Hyena datang ke mejaku dengan wajah yang kusut sambil menenteng buku
mate-matika.
“Ada
apa Nona Franklin?” tanyaku sambil menahan tawa karena melihat wajahnya.
“Aku
masih belum mengerti dengan dimensi tiga
ini, huh… aku pasti gagal ujian mate-matika nanti” keluhnya putus asa.
“Belum
usaha kau sudah patah semangat!” kutarik hidungnya, “Bagain mana yang tidak kau
pahami?” jam istirahat itu kuhabiskan untuk membantunya belajar sebab usai
istirahat kami akan ujian. Aku sangat senang bila melihatnya mengangguk tanda
mengerti. Sesekali dia tersenyum bila menemukan pemecahan soalnya. Dan yang
paling kusuka…
“Gomawo
Kyu, kalau tidak ada kau, aku tidak tahu bagaimana keadaanku! Jangan pernah
bosan membantuku ya!” dia selalu bilang begitu bila kami selesai belajar. Aku
sangat tersanjung, ternyata masih ada yang membutuhkanku. “Oh ya, jangan
memanggilku Rosalind Franklin, aku sama sekali tidak ada apa-apanya dibanding
beliau!” ancamnya.
“Yaah…
setidak kau punya sedikit otaknya. Aneh deh, padahal seluruh siswa menyerah
pada pelajaran genetika tapi kau malah melahapnya seperti gulali.”
“Yaak…
pokoknya aku tidak terima!” dia ngotot.
“Bagaimana
bila kupanggil titisan Rosalind Franklin? Atau mungkin Ratu Genetika?” aku suka
menggodanya,
“Itu
sama saja, pokoknya jangan menyamakan aku dengan ibu genetika itu sebab beliau
terlalu hebat!”
“Tapi
aku mau!”
“Apa
kau mau mati?”
“Kalau
aku mati, bagaimana dengan pelajaran mate-matikamu? Siapa yang akan membantumu
belajar?” dia bungkam seketika. Aku bersorak kegirangan dalam hati, kena kau!
~Flash Back
end~
“Pak,
ada tamu yang ingin bertemu dengan anda!” sekretarisku muncul dari balik pintu.
“Kalau
gadis yang kemarin, katakana saja aku sedang sibuk!” balasku sambil mendesain
tokoh game yang akan kuluncurkan.
“Ini
Kakek!” suara itu mengagetkanku. Kulihat kakekku berdiri di belakang
sekretarisku. Sejenak aku terdiam, setelahnya kususruh sekretarisku pergi.
“Bagaimana
keadaan Kakek?” tanyaku gugup saat duduk berhadapan dengannya.
“Seperti
yang kau lihat, Kakek masih sehat sehingga dapat menjengukmu di sini,”
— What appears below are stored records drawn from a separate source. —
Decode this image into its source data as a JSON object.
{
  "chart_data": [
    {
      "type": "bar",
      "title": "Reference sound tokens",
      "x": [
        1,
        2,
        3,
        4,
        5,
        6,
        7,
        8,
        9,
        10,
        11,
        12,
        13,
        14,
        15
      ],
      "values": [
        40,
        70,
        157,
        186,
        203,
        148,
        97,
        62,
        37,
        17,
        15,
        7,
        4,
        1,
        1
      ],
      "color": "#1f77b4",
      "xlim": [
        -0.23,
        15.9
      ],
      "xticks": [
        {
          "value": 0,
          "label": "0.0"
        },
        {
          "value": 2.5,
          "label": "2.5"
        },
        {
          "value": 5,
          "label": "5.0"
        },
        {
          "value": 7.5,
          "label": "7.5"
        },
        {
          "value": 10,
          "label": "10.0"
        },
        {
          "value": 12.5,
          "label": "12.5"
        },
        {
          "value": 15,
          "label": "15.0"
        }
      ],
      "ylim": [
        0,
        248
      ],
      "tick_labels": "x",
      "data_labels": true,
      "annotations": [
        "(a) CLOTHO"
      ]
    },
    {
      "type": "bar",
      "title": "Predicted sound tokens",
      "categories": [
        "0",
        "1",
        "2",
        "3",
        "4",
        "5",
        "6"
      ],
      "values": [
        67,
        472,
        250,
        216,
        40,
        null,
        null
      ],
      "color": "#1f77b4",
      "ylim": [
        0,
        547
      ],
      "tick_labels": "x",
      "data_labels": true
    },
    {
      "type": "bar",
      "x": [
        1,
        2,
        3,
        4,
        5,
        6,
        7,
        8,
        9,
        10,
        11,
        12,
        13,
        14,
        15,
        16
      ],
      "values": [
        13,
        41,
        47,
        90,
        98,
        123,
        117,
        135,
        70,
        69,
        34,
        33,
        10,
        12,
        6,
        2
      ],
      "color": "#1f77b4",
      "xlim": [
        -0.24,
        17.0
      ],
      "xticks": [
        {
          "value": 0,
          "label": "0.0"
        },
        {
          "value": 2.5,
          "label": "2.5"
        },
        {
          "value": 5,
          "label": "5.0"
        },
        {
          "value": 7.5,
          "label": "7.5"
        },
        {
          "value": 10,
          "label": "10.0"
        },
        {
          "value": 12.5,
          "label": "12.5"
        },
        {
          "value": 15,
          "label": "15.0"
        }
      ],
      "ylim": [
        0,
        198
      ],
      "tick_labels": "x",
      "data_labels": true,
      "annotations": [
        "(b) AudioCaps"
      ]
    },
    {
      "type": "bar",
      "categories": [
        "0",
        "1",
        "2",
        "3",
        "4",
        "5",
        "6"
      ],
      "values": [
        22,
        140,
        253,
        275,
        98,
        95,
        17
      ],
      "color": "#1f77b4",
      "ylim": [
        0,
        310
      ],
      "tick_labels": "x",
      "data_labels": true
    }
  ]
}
jawabnya, aku tertunduk. “Nanti bila Kakek tak dapat berjalan lagi karena
termakan usia, maka kaulah yang harus datang menjenguk Kakek!” aku terhenyak.
“Sepertinya kau berhasil mengelola usahamu, Kakek tak menyangka kalau kau
begitu menyukai game. Kau terlihat hebat duduk di kursi direktur itu.”
“……”
aku diam,
“Bukannya
kau ingin mendengar kata-kata seperti ini sejak dulu?” kakek menarik napas
panjang. “Kakek akan terus melakukannya asal kau mau kembali!”
“Kek…”
lirihku
“Tentu
kau sangat menderita selama ini, kau kehilangan kasih sayang sejak berumur
tujuh tahun. Orang yang seharusnya menyayangimu ini justru mengabaikanmu ya?”
kakek tertunduk. “Kakek bukannya tidak sayang padamu, Kakek hanya tidak tahu
harus memulai dari mana. Kau selalu diam, menyendiri, dan menjauh, Kakek pikir
kau marah pada Kakek sebab telah memusuhi kedua orang tuamu. Kakek sengaja
memasukkanmu ke sekolah terbaik tanpa sedikit pun komentar darimu, kakek
menunggumu memilih sendiri namun kau hanya diam.” Cukup lama kami terdiam dan
hanyut dalam pikiran masing-masing.
“Semua
hanya karena kesalahpahaman, semua karena kebodohan kakek yang tidak percaya
diri dapat menyayangimu! Percayalah Kyuhyun… Kakek tidak pernah membancimu
ataupun kedua orang tuamu, apa lagi ingin membalas dendam padamu,” lirihnya.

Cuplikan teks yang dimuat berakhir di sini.